Elucidation of molecular mechanism of epigenetic memory of FGF21 gene and its functional significance in vivo.

2021 Fiscal Year Final Research Report

• Project/Area Number: 19K09018
• Research Category: Grant-in-Aid for Scientific Research (C)
• Allocation Type: Multi-year Fund
• Section: 一般
• Review Section: Basic Section 54040:Metabolism and endocrinology-related
• Research Institution: Dokkyo Medical University
• Principal Investigator: Hashimoto Koshi 獨協医科大学, 医学部, 教授 (30396642)
• Project Period (FY): 2019-04-01 – 2022-03-31
• Keywords: CRISPR-dCas9-TET1CD系 / 遺伝子特異的DNA脱メチル化 / FGF21 / PPARα / エピジェネティクス / エピゲノム制御 / エピゲノム記憶

Outline of Final Research Achievements

Recently, we reported PPARα-dependent DNA demethylation of the Fgf21 promoter in the postnatal mouse liver, where reduced DNA methylation is associated with enhanced gene expression after PPARα activation.

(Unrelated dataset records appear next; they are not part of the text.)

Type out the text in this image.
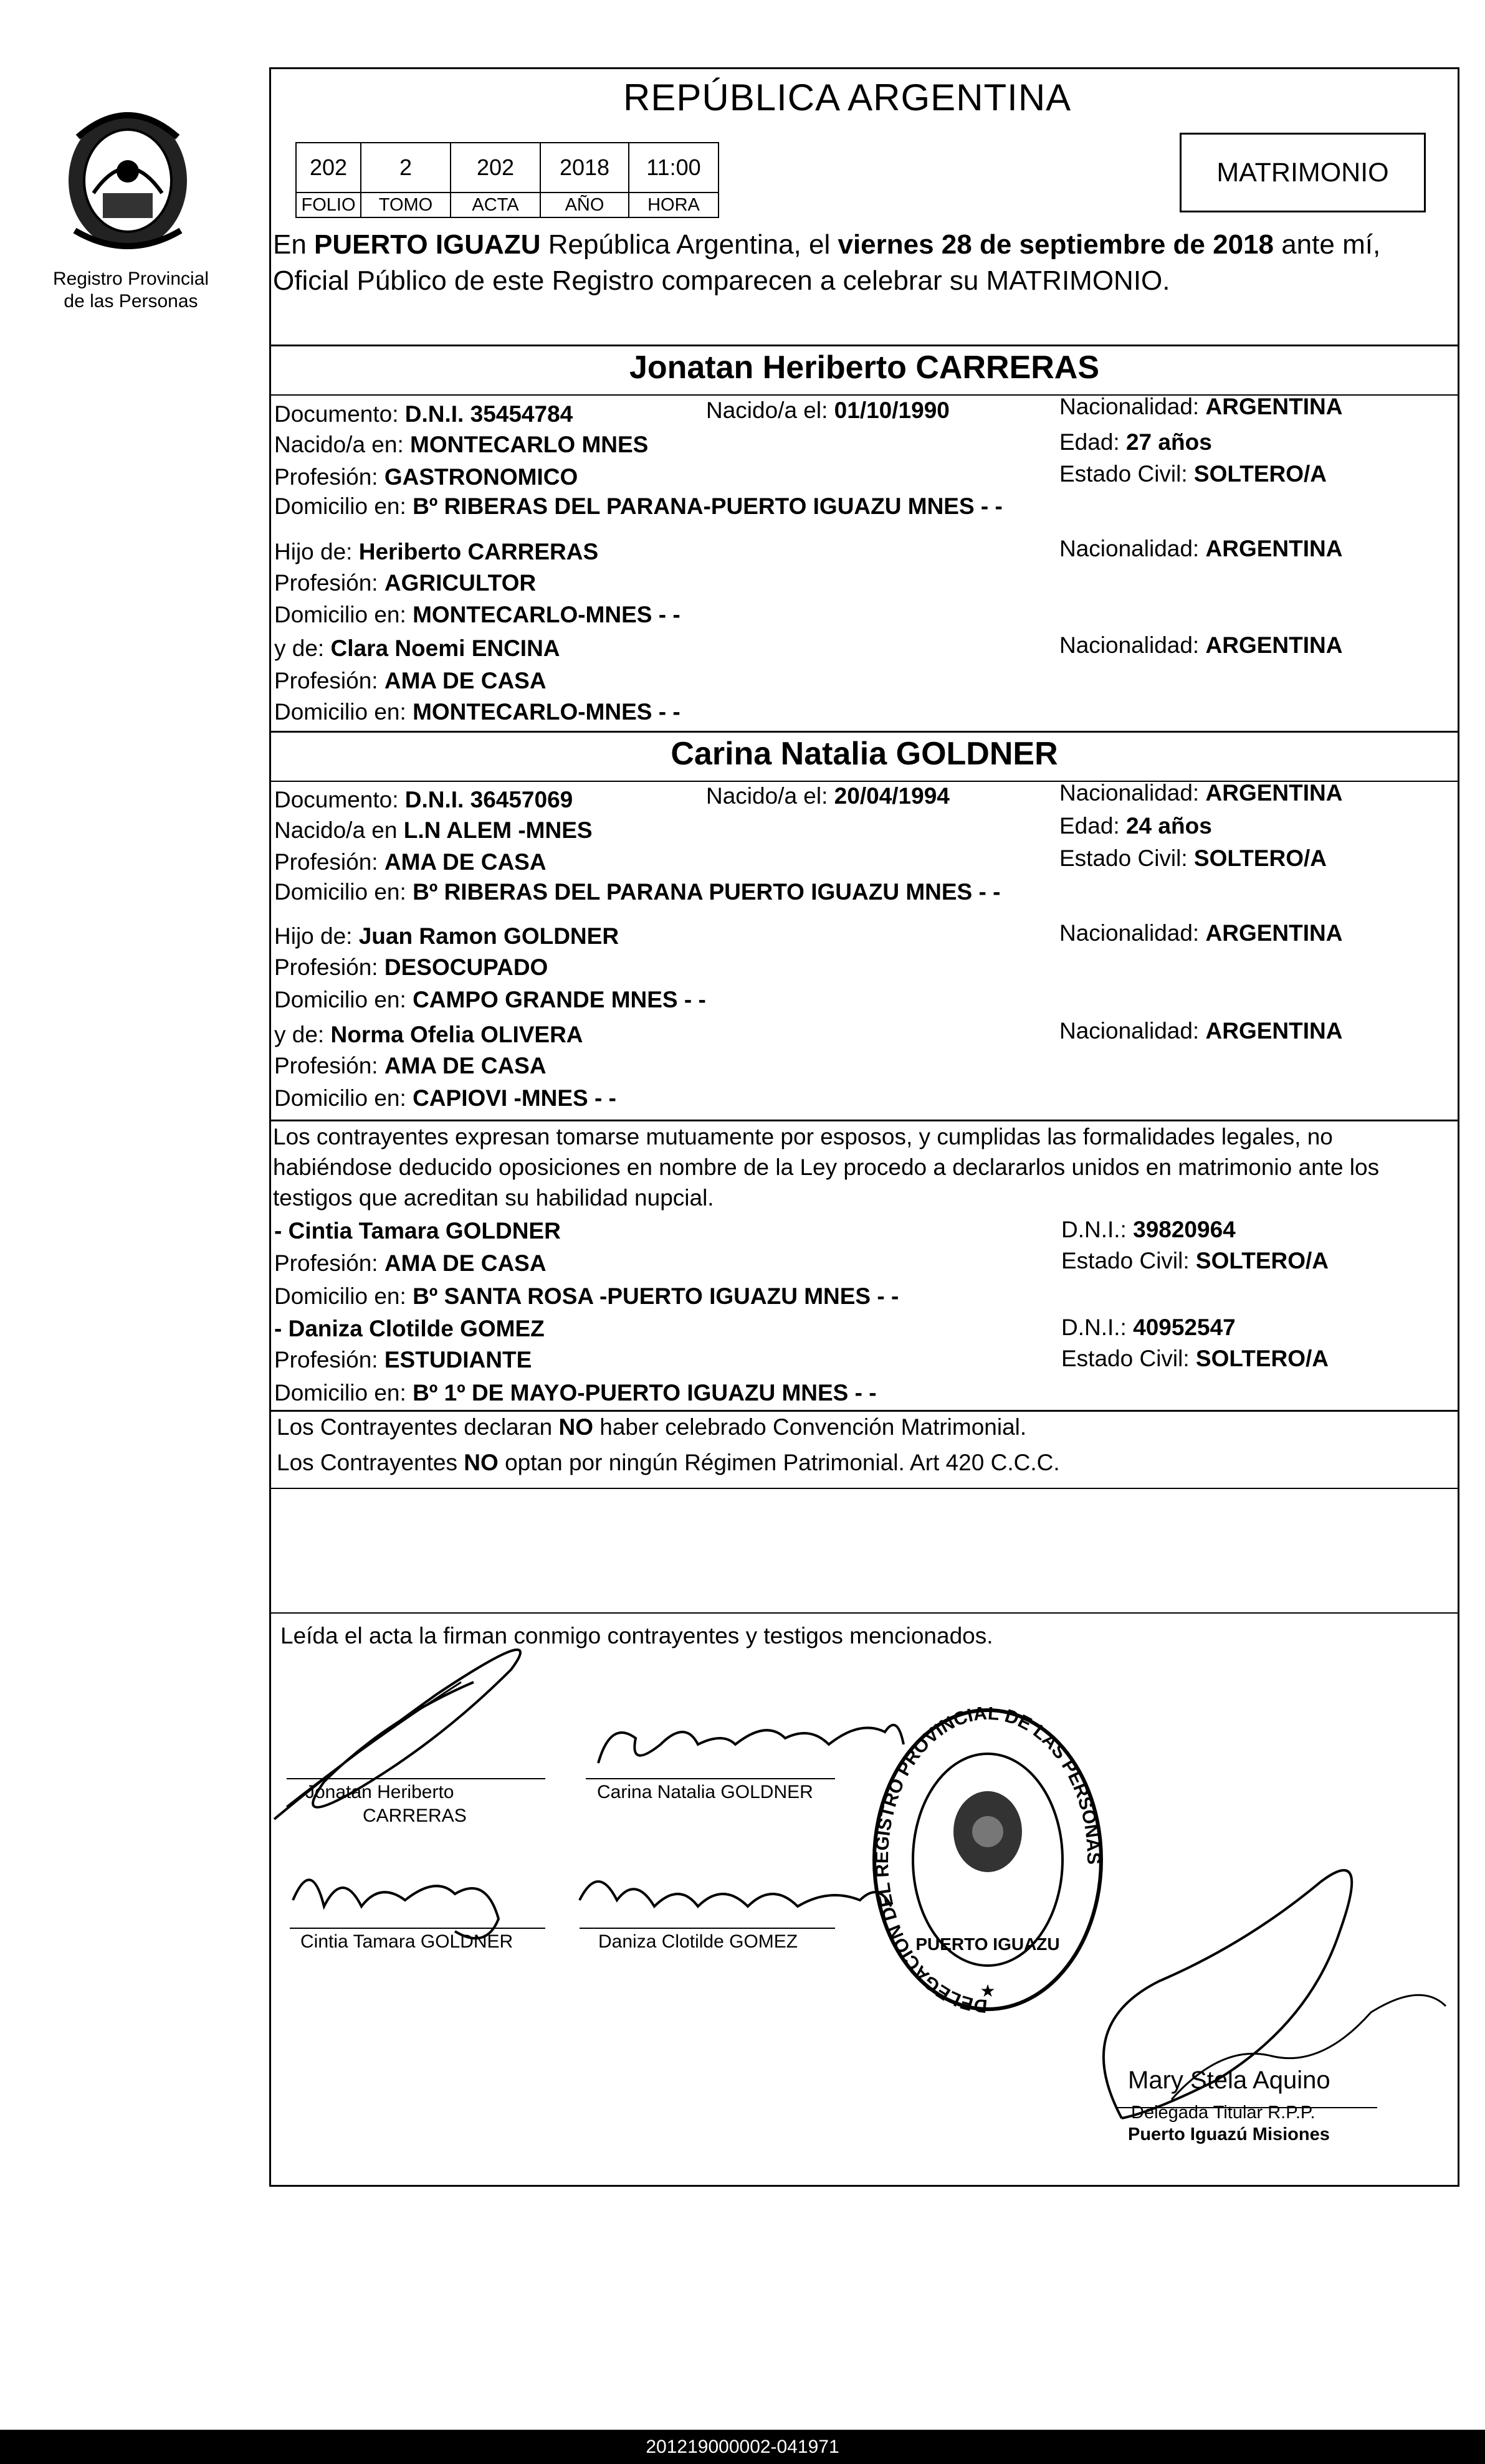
Registro Provincial
de las Personas
REPÚBLICA ARGENTINA
202	2	202	2018	11:00
FOLIO	TOMO	ACTA	AÑO	HORA
MATRIMONIO
En PUERTO IGUAZU República Argentina, el viernes 28 de septiembre de 2018 ante mí, Oficial Público de este Registro comparecen a celebrar su MATRIMONIO.
Jonatan Heriberto CARRERAS
Documento: D.N.I. 35454784	Nacido/a el: 01/10/1990	Nacionalidad: ARGENTINA
Nacido/a en: MONTECARLO MNES	Edad: 27 años
Profesión: GASTRONOMICO	Estado Civil: SOLTERO/A
Domicilio en: Bº RIBERAS DEL PARANA-PUERTO IGUAZU MNES - -
Hijo de: Heriberto CARRERAS	Nacionalidad: ARGENTINA
Profesión: AGRICULTOR
Domicilio en: MONTECARLO-MNES - -
y de: Clara Noemi ENCINA	Nacionalidad: ARGENTINA
Profesión: AMA DE CASA
Domicilio en: MONTECARLO-MNES - -
Carina Natalia GOLDNER
Documento: D.N.I. 36457069	Nacido/a el: 20/04/1994	Nacionalidad: ARGENTINA
Nacido/a en L.N ALEM -MNES	Edad: 24 años
Profesión: AMA DE CASA	Estado Civil: SOLTERO/A
Domicilio en: Bº RIBERAS DEL PARANA PUERTO IGUAZU MNES - -
Hijo de: Juan Ramon GOLDNER	Nacionalidad: ARGENTINA
Profesión: DESOCUPADO
Domicilio en: CAMPO GRANDE MNES - -
y de: Norma Ofelia OLIVERA	Nacionalidad: ARGENTINA
Profesión: AMA DE CASA
Domicilio en: CAPIOVI -MNES - -
Los contrayentes expresan tomarse mutuamente por esposos, y cumplidas las formalidades legales, no habiéndose deducido oposiciones en nombre de la Ley procedo a declararlos unidos en matrimonio ante los testigos que acreditan su habilidad nupcial.
- Cintia Tamara GOLDNER	D.N.I.: 39820964
Profesión: AMA DE CASA	Estado Civil: SOLTERO/A
Domicilio en: Bº SANTA ROSA -PUERTO IGUAZU MNES - -
- Daniza Clotilde GOMEZ	D.N.I.: 40952547
Profesión: ESTUDIANTE	Estado Civil: SOLTERO/A
Domicilio en: Bº 1º DE MAYO-PUERTO IGUAZU MNES - -
Los Contrayentes declaran NO haber celebrado Convención Matrimonial.
Los Contrayentes NO optan por ningún Régimen Patrimonial. Art 420 C.C.C.
Leída el acta la firman conmigo contrayentes y testigos mencionados.
Jonatan Heriberto
CARRERAS
Carina Natalia GOLDNER
Cintia Tamara GOLDNER	Daniza Clotilde GOMEZ
DELEGACION DEL REGISTRO PROVINCIAL DE LAS PERSONAS
PUERTO IGUAZU
★
Mary Stela Aquino
Delegada Titular R.P.P.
Puerto Iguazú Misiones
201219000002-041971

However, there is no direct evidence for the effect of site-specific DNA methylation on gene expression. We employed the dCas9-SunTag and single-chain variable fragment (scFv)-TET1 catalytic domain (TET1CD) system to induce targeted DNA methylation of the Fgf21 promoter both in vitro and in vivo. We succeeded in targeted DNA demethylation of the Fgf 21 promoter both in Hepa1-6 cells and PPARα-deficient mice, with increased gene expression response to PPARα synthetic ligand administration and fasting, respectively. This study provides direct evidence that the DNA methylation status of a particular gene may determine the magnitude of the gene expression response to activation cues.

Free Research Field

内分泌代謝学

Academic Significance and Societal Importance of the Research Achievements

遺伝子特異的にDNA脱メチル化を導入するエピゲノム改変の研究は世界的にもまだ少なく、本研究は先駆的である。CRISPR-dCAS9-TET1CD系を用いてFGF21遺伝子特異的なDNA脱メチル化を細胞とマウス肝臓に導入した。本研究によりFGF21遺伝子のDNA脱メチル化によるエピゲノム制御の機能的意義が初めて明らかになった。またCRISPR-dCAS9-TET1CD系とPPARαノックアウトマウスを用いた「遺伝子特異的エピゲノム改変動物」は代謝分野において世界で初めての試みである。今後このエピゲノム改変動物を解析することにより、代謝におけるエピゲノム記憶の解明につながることが期待される。